Diseases like measles and polio do 100 percent of the time threaten a person’s health and even life. The same is not anywhere close to true of vaccines to prevent these diseases. If you’re doing a risk calculus, it is obviously on the side of vaccines rather than taking your chances getting the diseases they could prevent.

TL;DR: The real risk posed by vaccine-preventable diseases by far outweighs the risks posed by the vaccines themselves.

7. The CDC and Big Pharma Are Lying to You For Money

The views held by the U.S. Centers for Disease Control are largely consistent with those of medical institutions across the world, meaning that a global conspiracy that bridges even the largest political divides must exist for skepticism of CDC’s vaccine recommendations to be warranted. Vaccines are also far cheaper and mean far less suffering than treating the diseases they protect against.

History is full of revolutionary products that have both improved our quality of life and made their inventors wealthy. Why are profitability and efficacy mutually exclusive? Ironically, those who distrust Big Pharma for making money on vaccines don’t have the same disdain for those who profit on the distrust of the medical industry or the fear of vaccines.

TL;DR: The CDC shares its major opinions with the rest of the world’s medical community, and making a profit doesn’t imply that the product or service is corrupt or fraudulent.

8. Do You Have Children? Is Your Child Vaccine-Injured? I Love My Children, and I Chose What Was Best for Them

This is an example of emotional manipulation, appealing to basic human psychology. When discussing a topic based on scientific facts, parental status is irrelevant. Can men have opinions about the science of ovarian cancer? Can women have opinions about the science of testicular cancer? The claim that one’s opinion regarding vaccines only has any validity if you are a parent is absurd.

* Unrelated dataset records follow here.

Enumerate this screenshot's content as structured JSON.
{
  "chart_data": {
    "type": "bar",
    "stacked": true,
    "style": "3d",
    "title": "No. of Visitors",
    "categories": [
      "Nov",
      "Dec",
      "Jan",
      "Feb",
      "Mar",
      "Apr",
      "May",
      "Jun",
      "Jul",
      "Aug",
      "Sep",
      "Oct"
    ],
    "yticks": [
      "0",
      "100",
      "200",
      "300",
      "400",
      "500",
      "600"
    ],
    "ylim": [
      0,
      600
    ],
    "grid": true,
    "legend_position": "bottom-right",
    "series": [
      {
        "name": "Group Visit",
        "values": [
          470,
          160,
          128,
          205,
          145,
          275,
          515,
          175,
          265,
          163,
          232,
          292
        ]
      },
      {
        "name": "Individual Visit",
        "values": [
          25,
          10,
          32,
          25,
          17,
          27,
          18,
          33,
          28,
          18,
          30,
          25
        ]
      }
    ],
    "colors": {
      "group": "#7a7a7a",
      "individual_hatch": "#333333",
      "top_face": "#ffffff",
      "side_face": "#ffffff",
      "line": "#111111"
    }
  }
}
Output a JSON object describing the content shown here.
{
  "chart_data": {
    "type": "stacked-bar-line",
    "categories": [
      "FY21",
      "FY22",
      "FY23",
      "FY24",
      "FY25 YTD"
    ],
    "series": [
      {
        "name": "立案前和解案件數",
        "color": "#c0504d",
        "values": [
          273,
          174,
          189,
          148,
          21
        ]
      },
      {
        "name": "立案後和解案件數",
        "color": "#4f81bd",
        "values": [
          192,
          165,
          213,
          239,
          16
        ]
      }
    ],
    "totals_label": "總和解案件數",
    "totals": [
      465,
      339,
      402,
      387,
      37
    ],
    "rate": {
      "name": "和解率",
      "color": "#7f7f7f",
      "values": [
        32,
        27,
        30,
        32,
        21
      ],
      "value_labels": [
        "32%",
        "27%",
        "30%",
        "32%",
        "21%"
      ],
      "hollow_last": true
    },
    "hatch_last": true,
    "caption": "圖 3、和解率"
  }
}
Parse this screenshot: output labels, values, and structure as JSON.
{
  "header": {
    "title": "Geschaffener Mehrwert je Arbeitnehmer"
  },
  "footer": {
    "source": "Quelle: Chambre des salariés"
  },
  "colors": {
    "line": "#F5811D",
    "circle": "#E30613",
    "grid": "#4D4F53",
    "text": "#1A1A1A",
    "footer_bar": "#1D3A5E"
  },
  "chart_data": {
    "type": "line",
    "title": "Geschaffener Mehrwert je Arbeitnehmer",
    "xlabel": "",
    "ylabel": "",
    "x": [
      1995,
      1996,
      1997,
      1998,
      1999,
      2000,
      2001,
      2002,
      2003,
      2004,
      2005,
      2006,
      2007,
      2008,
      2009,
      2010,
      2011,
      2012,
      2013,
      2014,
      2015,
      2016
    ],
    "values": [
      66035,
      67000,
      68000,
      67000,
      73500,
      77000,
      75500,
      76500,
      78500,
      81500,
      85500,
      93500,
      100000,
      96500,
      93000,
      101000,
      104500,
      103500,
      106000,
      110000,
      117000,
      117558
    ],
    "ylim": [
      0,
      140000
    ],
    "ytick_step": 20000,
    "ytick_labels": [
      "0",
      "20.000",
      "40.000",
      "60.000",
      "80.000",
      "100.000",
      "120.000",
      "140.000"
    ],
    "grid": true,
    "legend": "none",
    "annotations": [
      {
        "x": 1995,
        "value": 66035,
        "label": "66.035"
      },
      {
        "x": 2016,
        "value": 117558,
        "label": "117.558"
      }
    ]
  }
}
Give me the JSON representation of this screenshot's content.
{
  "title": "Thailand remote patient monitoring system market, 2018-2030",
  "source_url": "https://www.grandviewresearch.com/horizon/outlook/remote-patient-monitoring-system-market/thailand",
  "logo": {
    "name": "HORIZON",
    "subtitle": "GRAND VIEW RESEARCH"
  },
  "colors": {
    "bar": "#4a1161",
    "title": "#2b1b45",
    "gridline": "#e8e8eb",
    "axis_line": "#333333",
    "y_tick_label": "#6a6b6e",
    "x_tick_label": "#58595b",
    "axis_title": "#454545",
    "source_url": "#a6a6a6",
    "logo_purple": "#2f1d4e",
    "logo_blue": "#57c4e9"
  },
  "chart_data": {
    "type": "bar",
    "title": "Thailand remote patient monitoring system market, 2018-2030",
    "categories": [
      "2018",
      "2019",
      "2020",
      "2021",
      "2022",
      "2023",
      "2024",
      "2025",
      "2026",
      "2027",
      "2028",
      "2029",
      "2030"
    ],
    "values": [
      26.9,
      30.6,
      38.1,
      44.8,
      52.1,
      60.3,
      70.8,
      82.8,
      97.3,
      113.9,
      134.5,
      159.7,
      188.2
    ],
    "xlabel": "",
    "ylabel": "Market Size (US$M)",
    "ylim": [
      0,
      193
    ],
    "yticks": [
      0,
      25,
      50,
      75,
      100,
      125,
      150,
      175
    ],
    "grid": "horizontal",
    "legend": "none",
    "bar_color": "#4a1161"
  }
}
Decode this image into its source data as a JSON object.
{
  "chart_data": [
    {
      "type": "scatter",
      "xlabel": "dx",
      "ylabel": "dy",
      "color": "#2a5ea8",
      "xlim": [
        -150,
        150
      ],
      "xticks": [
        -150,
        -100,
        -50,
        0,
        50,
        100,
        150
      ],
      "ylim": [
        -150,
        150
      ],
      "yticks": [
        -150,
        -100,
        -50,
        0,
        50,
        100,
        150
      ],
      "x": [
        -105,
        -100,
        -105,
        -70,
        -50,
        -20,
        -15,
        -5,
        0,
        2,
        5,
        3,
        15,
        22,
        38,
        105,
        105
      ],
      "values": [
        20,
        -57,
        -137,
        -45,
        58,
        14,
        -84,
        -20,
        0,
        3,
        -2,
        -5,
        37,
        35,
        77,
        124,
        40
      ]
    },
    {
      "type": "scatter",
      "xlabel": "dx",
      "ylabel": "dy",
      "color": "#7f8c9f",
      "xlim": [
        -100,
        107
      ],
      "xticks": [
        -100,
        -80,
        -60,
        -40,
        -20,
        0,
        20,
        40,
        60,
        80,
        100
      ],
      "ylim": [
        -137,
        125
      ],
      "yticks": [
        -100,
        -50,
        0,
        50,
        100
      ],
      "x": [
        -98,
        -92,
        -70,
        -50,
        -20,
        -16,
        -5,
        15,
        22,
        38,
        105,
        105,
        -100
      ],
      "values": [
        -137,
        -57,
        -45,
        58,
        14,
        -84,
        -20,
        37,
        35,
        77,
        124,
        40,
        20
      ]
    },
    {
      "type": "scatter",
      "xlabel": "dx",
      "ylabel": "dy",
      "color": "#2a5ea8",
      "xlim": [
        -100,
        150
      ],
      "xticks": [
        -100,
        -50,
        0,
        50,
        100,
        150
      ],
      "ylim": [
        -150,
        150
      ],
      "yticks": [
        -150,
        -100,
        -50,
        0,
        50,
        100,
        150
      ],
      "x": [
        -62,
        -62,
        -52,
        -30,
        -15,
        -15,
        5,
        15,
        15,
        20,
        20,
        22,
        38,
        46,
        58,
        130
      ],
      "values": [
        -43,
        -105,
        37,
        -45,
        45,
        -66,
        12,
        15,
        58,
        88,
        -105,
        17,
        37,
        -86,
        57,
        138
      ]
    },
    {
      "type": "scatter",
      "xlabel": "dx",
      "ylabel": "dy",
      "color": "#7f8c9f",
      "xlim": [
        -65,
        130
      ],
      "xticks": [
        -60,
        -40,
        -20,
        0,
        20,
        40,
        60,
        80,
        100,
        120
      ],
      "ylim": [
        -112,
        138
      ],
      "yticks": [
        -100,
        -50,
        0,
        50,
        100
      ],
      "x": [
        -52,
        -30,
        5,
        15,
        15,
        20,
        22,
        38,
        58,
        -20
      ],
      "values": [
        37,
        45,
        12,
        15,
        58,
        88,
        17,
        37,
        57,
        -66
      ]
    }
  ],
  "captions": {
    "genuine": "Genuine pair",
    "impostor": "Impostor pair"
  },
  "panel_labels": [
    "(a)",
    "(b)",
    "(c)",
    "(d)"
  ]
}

Secondly, by stating that they, after careful research, made these choices due to their love for their child, people who make this argument subtly imply that those who do not come to the same conclusion do not hold the same love for their children. This is clearly illogical, but is an attempt to steer the debate away from fact-based objectivity into emotional subjectivity, where two ideologies are in competition to be the “most loving.”

TL;DR: If I did have children, would that change your mind? Don’t use your love for your children, or whether I have children, to deflect fair criticism.

9. Why Do We Even Need Vaccines?

Measles alone killed 2.6 million people worldwide in 1980, a number reduced to 73,000 in 2014 due to global vaccination programs. Before the measles vaccine was introduced, almost every child in the United States caught the measles, with an estimated 3 to 4 million infections each year. With an annual rate of 400 to 500 deaths, 48,000 hospitalizations, and 1,000 cases of encephalitis before vaccination in the U.S, approximately 0.0002 percent of those who caught the measles died.

People were 167 times more likely to die from measles before the vaccine existed than to suffer severe reactions to the vaccine today. However, for vaccine opponents, a 0.000001 percent chance of severe reactions is too high to justify vaccinations, while a 0.0002 percent chance of death is too low to justify vaccinations. This clearly makes no mathematical sense.

TL;DR: Vaccines save millions of lives.

10. The United States Recommends More Vaccines Than Other Countries Do

This is demonstrably untrue. The World Health Organization has shown that many countries have an almost-identical vaccine schedule to the United States.

TL;DR: No they don’t.

Yes, parents should question the science about vaccines in order to make the right decision for their children. However, it is important that these decisions are made objectively, valid research is respected, and in a debate free from misinformation, emotional manipulation, and lies.

Debating with a vaccine critic may feel like a game of logical whack-a-mole—when one line of reasoning is debunked, another one appears. However, it is a game that we must keep playing. Otherwise, we are in danger of sleep-walking away from the life-saving medical advances previous generations have made, and returning to a time where preventable deadly diseases are a more frequent reality, instead of a medical horror resigned to the pages of history.